Qiao Rong dit : « Si soudain ? »

« Oui, ma mère a dit qu'elle te manquait beaucoup. Tu n'es pas venue chez nous depuis un moment, et ta mère est aussi là. »

Guo Zhenbao et Han Xiaotian sont les meilleures amies, donc c'est normal qu'elle aille à l'anniversaire de Han Xiaotian.

« D'accord alors. »

Bien que Han Xiaotian ait toujours voulu la mettre avec Qin Zui, elle est très gentille avec elle par ailleurs. C'est son anniversaire, elle doit quand même y aller.

Qiao Rong regarda Gu Zhao, et Gu Zhao dit immédiatement : « C'est bon, tu y vas. Je rentrerai à l'école toute seule. »

Qiao Rong hocha la tête et lui tendit les vêtements : « Fais attention sur la route. Je te parlerai du job étudiant demain. »

'J'en reparlerai à Gu Zhao en cours.'

Gu Zhao acquiesça, serra les vêtements contre elle et regarda Qiao Rong monter dans la voiture de Qin Zui et partir.

Elle trouvait que Qiao Rong et Qin Zui allaient vraiment bien ensemble. Bien que Qin Zui ait l'air féroce et inaccessible, il est profondément affectueux et doux avec Qiao Rong.

Elle ne sait pas pourquoi ils ne sont pas ensemble.

Qiao Rong s'assit dans la voiture de Qin Zui et ne réagit pas tout de suite : 'Je n'ai pas préparé de cadeau pour Tante Han Xiaotian.'

On ne l'avait prévenue que si soudainement qu'elle avait oublié.

« C'est bon, je l'ai déjà préparé pour toi. Il est à côté de toi. » Qiao Rong jeta un coup d'œil à la boîte cadeau posée entre eux deux.
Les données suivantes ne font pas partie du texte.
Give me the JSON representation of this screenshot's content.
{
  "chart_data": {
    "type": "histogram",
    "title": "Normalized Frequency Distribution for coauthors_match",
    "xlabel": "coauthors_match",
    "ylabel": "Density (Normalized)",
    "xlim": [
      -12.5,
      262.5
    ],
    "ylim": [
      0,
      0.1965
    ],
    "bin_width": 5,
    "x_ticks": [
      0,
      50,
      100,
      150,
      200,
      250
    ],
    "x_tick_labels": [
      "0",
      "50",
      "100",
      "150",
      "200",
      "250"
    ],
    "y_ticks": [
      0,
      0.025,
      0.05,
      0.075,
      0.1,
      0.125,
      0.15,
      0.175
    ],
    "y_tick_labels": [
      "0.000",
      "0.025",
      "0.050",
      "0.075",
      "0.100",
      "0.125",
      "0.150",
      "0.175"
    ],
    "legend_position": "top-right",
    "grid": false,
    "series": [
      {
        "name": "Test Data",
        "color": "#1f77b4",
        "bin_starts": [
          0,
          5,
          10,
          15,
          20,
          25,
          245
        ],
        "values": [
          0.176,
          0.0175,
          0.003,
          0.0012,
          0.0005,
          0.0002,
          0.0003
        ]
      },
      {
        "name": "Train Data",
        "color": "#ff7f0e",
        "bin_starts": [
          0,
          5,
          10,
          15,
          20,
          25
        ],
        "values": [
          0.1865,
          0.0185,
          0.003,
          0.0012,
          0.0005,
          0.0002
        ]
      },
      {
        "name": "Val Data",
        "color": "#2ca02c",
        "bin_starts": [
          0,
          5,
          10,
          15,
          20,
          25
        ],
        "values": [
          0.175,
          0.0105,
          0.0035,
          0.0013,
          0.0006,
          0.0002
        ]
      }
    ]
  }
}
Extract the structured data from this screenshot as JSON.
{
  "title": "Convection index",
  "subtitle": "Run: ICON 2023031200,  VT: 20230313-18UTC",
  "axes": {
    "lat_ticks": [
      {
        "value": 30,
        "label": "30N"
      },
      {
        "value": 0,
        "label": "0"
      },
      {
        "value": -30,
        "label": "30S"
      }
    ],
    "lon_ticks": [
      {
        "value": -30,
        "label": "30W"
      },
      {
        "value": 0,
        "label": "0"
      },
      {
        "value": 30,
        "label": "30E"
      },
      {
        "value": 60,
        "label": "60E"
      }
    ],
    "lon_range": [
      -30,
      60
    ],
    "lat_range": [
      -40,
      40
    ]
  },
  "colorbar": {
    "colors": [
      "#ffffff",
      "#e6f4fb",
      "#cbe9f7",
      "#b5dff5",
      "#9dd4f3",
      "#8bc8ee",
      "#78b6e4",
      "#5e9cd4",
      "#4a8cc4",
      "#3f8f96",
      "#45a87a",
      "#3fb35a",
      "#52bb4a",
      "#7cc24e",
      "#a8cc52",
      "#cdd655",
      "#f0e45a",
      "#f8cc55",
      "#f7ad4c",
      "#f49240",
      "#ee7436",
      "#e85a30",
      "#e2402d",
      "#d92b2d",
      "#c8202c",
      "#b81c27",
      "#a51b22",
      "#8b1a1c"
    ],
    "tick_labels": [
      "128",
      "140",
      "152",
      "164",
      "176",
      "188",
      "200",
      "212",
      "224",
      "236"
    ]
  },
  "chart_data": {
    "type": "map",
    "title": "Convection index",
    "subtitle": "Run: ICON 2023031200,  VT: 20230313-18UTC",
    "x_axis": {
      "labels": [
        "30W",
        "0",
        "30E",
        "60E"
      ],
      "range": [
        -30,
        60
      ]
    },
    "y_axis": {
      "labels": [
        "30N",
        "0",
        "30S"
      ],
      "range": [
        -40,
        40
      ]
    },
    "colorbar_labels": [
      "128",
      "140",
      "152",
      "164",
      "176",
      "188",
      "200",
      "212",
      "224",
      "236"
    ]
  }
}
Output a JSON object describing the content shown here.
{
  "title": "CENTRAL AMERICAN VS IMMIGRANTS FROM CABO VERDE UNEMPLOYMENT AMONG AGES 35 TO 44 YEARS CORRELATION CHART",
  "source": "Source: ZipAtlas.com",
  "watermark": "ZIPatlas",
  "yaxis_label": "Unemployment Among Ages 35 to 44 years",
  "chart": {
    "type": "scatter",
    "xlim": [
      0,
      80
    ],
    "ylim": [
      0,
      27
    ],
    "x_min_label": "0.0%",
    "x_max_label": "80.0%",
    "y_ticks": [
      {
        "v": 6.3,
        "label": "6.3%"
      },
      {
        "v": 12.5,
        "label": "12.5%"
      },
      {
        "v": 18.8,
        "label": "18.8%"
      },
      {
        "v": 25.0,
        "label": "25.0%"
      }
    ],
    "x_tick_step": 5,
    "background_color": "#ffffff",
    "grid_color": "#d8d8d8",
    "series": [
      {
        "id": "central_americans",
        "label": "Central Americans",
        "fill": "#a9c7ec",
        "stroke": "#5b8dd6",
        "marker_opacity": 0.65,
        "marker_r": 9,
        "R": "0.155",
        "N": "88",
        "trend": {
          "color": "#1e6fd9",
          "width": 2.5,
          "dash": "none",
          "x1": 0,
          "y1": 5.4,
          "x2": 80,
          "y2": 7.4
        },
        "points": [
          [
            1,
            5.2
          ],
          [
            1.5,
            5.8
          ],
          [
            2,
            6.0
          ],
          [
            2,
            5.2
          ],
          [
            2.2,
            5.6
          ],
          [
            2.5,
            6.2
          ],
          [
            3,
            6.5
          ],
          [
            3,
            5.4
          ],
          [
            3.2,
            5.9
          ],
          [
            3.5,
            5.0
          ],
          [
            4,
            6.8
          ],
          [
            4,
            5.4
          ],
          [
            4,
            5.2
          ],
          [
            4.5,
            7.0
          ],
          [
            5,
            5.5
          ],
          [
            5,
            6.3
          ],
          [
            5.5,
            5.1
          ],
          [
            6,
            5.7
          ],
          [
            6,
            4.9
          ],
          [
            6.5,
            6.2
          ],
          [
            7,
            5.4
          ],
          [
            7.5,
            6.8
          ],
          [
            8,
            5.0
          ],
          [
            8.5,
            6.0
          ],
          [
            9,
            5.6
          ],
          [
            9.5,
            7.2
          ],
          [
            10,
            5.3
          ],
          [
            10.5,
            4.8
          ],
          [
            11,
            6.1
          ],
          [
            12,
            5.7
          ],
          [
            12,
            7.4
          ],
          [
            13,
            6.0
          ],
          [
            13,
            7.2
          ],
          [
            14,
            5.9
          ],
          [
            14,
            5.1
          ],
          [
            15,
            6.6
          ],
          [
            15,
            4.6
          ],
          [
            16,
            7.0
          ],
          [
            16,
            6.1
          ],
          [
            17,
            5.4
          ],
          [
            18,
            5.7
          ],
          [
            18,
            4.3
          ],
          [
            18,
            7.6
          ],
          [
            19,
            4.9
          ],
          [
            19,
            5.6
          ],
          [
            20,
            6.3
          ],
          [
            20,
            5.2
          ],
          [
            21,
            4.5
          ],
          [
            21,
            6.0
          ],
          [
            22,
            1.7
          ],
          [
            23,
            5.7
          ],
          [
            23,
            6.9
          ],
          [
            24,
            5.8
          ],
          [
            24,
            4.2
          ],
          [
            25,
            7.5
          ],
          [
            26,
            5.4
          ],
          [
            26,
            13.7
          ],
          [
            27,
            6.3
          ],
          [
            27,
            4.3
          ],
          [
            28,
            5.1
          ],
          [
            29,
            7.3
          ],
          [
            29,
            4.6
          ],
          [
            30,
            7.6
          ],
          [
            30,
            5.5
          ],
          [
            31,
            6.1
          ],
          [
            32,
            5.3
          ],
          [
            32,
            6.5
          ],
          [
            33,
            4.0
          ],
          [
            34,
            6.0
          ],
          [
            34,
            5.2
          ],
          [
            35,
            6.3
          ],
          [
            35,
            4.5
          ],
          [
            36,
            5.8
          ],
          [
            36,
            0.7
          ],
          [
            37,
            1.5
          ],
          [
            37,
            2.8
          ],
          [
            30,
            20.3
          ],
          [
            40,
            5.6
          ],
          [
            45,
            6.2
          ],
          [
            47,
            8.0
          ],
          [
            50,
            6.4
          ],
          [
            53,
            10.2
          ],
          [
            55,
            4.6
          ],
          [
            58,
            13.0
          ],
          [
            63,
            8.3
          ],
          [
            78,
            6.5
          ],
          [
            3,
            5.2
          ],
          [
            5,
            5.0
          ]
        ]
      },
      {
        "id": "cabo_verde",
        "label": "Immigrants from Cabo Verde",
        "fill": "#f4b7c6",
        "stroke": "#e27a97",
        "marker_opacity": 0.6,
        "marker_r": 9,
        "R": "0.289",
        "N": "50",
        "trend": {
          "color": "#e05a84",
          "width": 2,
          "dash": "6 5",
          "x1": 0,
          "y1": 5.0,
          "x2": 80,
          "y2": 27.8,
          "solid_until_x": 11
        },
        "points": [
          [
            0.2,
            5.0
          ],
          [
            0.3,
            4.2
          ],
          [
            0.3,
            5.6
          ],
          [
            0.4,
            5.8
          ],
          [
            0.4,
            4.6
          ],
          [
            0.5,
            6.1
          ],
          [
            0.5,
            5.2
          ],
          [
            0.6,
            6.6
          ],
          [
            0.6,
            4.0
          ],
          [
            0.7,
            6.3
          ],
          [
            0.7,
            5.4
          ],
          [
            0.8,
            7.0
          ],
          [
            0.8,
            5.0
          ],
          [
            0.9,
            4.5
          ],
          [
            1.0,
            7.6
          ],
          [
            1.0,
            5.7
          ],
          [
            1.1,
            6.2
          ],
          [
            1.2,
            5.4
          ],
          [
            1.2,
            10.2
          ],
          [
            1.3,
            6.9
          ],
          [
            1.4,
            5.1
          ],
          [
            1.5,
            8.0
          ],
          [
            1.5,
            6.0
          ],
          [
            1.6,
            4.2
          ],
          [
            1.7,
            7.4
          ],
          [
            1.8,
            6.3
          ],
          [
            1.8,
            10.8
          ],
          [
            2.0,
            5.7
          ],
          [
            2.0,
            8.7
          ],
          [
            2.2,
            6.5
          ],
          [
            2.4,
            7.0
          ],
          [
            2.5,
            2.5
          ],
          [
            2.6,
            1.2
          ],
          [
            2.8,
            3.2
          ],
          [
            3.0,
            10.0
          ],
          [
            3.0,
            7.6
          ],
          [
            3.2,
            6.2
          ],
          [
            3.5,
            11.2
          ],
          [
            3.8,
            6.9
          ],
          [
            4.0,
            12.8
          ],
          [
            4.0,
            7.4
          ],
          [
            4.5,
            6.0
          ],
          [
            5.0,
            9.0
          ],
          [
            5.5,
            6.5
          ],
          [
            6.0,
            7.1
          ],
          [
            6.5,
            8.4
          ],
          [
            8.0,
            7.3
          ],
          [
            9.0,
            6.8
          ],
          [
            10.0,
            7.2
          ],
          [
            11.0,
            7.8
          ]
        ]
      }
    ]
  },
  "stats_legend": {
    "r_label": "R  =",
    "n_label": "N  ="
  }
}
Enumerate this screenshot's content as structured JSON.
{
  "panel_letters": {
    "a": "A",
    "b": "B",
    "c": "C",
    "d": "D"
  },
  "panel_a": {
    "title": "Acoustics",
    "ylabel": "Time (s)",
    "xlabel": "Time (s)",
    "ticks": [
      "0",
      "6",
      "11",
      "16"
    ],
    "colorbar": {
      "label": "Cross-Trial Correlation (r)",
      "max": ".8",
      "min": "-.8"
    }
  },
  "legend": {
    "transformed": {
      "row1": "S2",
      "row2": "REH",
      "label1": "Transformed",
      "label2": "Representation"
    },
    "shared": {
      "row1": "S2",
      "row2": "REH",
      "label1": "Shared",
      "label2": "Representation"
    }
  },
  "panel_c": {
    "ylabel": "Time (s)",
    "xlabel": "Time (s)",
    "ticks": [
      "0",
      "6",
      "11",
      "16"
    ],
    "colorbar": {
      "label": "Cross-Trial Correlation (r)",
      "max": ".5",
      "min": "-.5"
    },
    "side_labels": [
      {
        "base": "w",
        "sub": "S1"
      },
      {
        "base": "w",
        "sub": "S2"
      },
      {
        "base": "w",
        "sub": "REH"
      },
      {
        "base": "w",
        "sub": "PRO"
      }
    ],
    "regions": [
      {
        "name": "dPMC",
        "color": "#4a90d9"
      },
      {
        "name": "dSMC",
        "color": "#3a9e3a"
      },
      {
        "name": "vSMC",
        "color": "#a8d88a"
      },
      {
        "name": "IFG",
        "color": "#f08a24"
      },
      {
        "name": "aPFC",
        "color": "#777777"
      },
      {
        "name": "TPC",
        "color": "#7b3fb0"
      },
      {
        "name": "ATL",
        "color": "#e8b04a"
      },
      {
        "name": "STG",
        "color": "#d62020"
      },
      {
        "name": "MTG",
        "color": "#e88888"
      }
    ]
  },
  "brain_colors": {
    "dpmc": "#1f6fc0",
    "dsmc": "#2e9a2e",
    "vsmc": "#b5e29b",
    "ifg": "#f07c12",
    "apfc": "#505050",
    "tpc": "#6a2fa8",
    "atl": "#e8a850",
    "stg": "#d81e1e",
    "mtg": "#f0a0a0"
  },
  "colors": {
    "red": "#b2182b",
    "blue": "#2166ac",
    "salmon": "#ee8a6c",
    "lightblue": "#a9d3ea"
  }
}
Elle la prit et l'ouvrit. À l'intérieur se trouvait un collier de diamants. D'un coup d'œil, on voyait que c'était cher.

Qiao Rong regarda Qin Zui : « C'est toi qui l'as préparé pour moi ? »

Qin Zui hocha la tête : « Oui, ma mère aime les diamants, tout comme ta mère, elle aime ces bijoux de valeur. »

En disant ça, il sourit et demanda à Qiao Rong : « Tu aimes ? »

« Je n'aime pas. »

Qin Zui sourit encore plus large en entendant ça. Effectivement, son goût est très différent.

Il pensa soudain au petit collier ours qu'elle portait avant au cou. Il apprit plus tard que c'était Fu Beijun qui le lui avait donné, un collier bon marché, mais elle l'avait porté si longtemps.